New York Times columnist David Segal has perused an advance copy of the March 2016 U.S. issue of Playboy magazine. The one that marks the beginning of a more tasteful photographic era.
Segal writes that the most surprising benefit of the new approach is that it has allowed Playboy to ditch the airbrushing. From his critique:
The centerfold, for instance — yes, there is still a centerfold, in this case, Dree Hemingway, a great-granddaughter of Ernest Hemingway — cavorts in the buff. But this is the Garden of Eden after a bite of the apple, and our Eve, while amused, seems a bit embarrassed. In one shot, it’s as if someone has just stolen her clothing, leaving her to hide as much of herself as she can with both hands.

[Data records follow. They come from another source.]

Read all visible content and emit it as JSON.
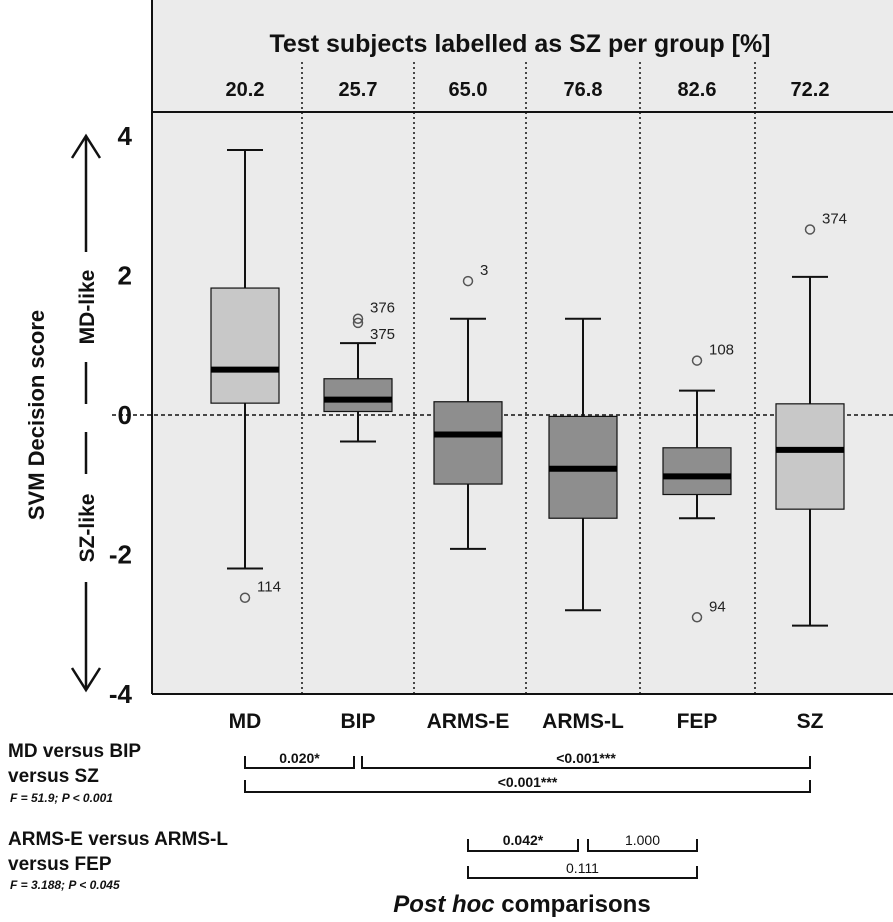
{
  "chart_data": {
    "type": "box",
    "header_title": "Test subjects labelled as SZ per group [%]",
    "header_values": [
      "20.2",
      "25.7",
      "65.0",
      "76.8",
      "82.6",
      "72.2"
    ],
    "categories": [
      "MD",
      "BIP",
      "ARMS-E",
      "ARMS-L",
      "FEP",
      "SZ"
    ],
    "ylabel": "SVM Decision score",
    "ylim": [
      -4,
      4.4
    ],
    "y_ticks": [
      "4",
      "2",
      "0",
      "-2",
      "-4"
    ],
    "y_tick_values": [
      4,
      2,
      0,
      -2,
      -4
    ],
    "reference_line": 0,
    "arrow_up_label": "MD-like",
    "arrow_down_label": "SZ-like",
    "boxes": [
      {
        "category": "MD",
        "whisker_low": -2.2,
        "q1": 0.17,
        "median": 0.65,
        "q3": 1.82,
        "whisker_high": 3.8,
        "fill": "#c8c8c8",
        "outliers": [
          {
            "value": -2.62,
            "label": "114"
          }
        ]
      },
      {
        "category": "BIP",
        "whisker_low": -0.38,
        "q1": 0.05,
        "median": 0.22,
        "q3": 0.52,
        "whisker_high": 1.03,
        "fill": "#8e8e8e",
        "outliers": [
          {
            "value": 1.38,
            "label": "376"
          },
          {
            "value": 1.32,
            "label": "375"
          }
        ]
      },
      {
        "category": "ARMS-E",
        "whisker_low": -1.92,
        "q1": -0.99,
        "median": -0.28,
        "q3": 0.19,
        "whisker_high": 1.38,
        "fill": "#8e8e8e",
        "outliers": [
          {
            "value": 1.92,
            "label": "3"
          }
        ]
      },
      {
        "category": "ARMS-L",
        "whisker_low": -2.8,
        "q1": -1.48,
        "median": -0.77,
        "q3": -0.02,
        "whisker_high": 1.38,
        "fill": "#8e8e8e",
        "outliers": []
      },
      {
        "category": "FEP",
        "whisker_low": -1.48,
        "q1": -1.14,
        "median": -0.88,
        "q3": -0.47,
        "whisker_high": 0.35,
        "fill": "#8e8e8e",
        "outliers": [
          {
            "value": 0.78,
            "label": "108"
          },
          {
            "value": -2.9,
            "label": "94"
          }
        ]
      },
      {
        "category": "SZ",
        "whisker_low": -3.02,
        "q1": -1.35,
        "median": -0.5,
        "q3": 0.16,
        "whisker_high": 1.98,
        "fill": "#c8c8c8",
        "outliers": [
          {
            "value": 2.66,
            "label": "374"
          }
        ]
      }
    ]
  },
  "comparisons": {
    "title_bold": "Post hoc",
    "title_rest": " comparisons",
    "group1": {
      "label_line1": "MD versus BIP",
      "label_line2": "versus SZ",
      "stats": "F = 51.9; P < 0.001",
      "brackets": [
        {
          "from": "MD",
          "to": "BIP",
          "label": "0.020*"
        },
        {
          "from": "BIP",
          "to": "SZ",
          "label": "<0.001***"
        },
        {
          "from": "MD",
          "to": "SZ",
          "label": "<0.001***"
        }
      ]
    },
    "group2": {
      "label_line1": "ARMS-E versus ARMS-L",
      "label_line2": "versus FEP",
      "stats": "F = 3.188; P < 0.045",
      "brackets": [
        {
          "from": "ARMS-E",
          "to": "ARMS-L",
          "label": "0.042*"
        },
        {
          "from": "ARMS-L",
          "to": "FEP",
          "label": "1.000"
        },
        {
          "from": "ARMS-E",
          "to": "FEP",
          "label": "0.111"
        }
      ]
    }
  },
  "colors": {
    "background": "#ffffff",
    "header_band": "#ebebeb",
    "plot_bg": "#ebebeb",
    "box_light": "#c8c8c8",
    "box_dark": "#8e8e8e",
    "ink": "#111111"
  }
}
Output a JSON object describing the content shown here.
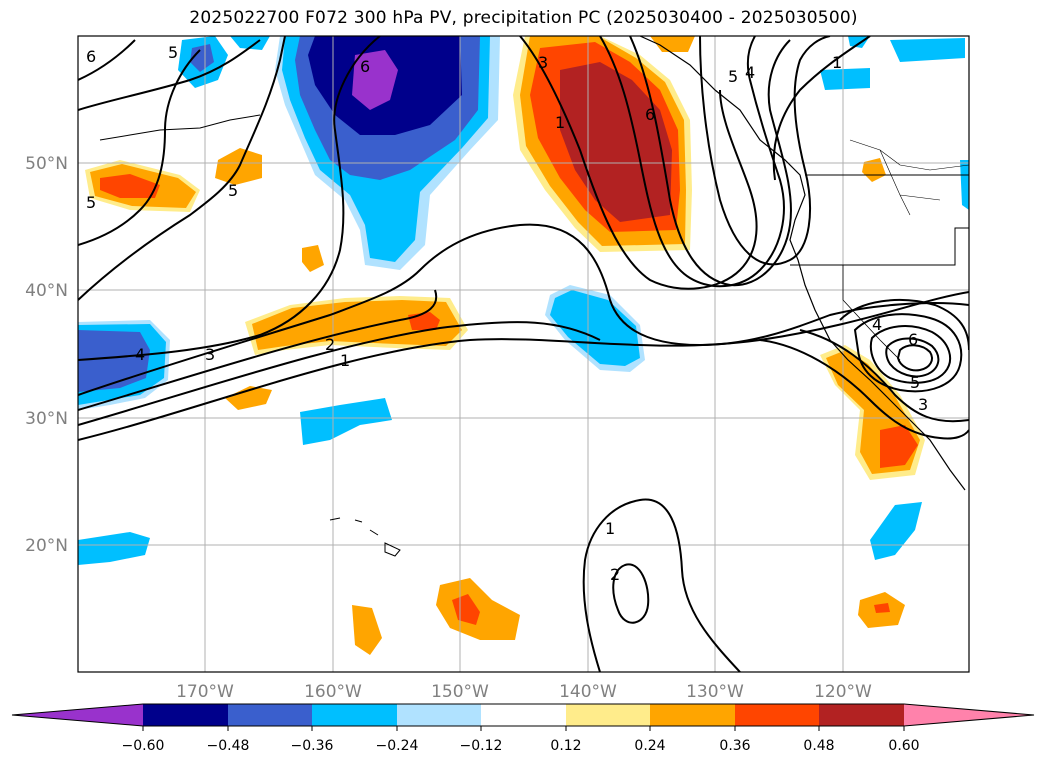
{
  "title": "2025022700 F072 300 hPa PV, precipitation PC (2025030400 - 2025030500)",
  "latitude_labels": [
    "50°N",
    "40°N",
    "30°N",
    "20°N"
  ],
  "longitude_labels": [
    "170°W",
    "160°W",
    "150°W",
    "140°W",
    "130°W",
    "120°W"
  ],
  "colorbar": {
    "tick_labels": [
      "−0.60",
      "−0.48",
      "−0.36",
      "−0.24",
      "−0.12",
      "0.12",
      "0.24",
      "0.36",
      "0.48",
      "0.60"
    ],
    "colors": [
      "#9932cc",
      "#00008b",
      "#3a5fcd",
      "#00bfff",
      "#b0e2ff",
      "#ffffff",
      "#ffec8b",
      "#ffa500",
      "#ff4500",
      "#b22222",
      "#ff82ab"
    ]
  },
  "contour_labels": [
    "6",
    "5",
    "5",
    "5",
    "6",
    "3",
    "1",
    "6",
    "5",
    "4",
    "1",
    "4",
    "3",
    "2",
    "1",
    "1",
    "2",
    "6",
    "5",
    "3",
    "4"
  ],
  "precip_colors": {
    "neg_strong": "#9932cc",
    "neg_dark": "#00008b",
    "neg_mid": "#3a5fcd",
    "neg_light": "#00bfff",
    "neg_pale": "#b0e2ff",
    "pos_pale": "#ffec8b",
    "pos_light": "#ffa500",
    "pos_mid": "#ff4500",
    "pos_dark": "#b22222"
  }
}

Ms. Hemingway and other featured women in the issue are unretouched. Playboy photographs have long been triumphs of technology, giving models a sheen of perfection that is unobtainable without lots of carefully placed lights and aggressive airbrushing. That is over. Some images in the March issue are grainy, and all feel more impromptu than posed. The magazine has adopted the unadorned, point-and-shoot aesthetic made famous by American Apparel ads and fashion photographers like Terry Richardson.
Paradoxical as it may sound, Playboy has undergone major cosmetic surgery and emerged from the operating room looking more natural.
Another intriguing aspect of the U.S. print relaunch is the photographer for the pictorial featuring Myla Dalbesio. That photographer is Dalbesio herself.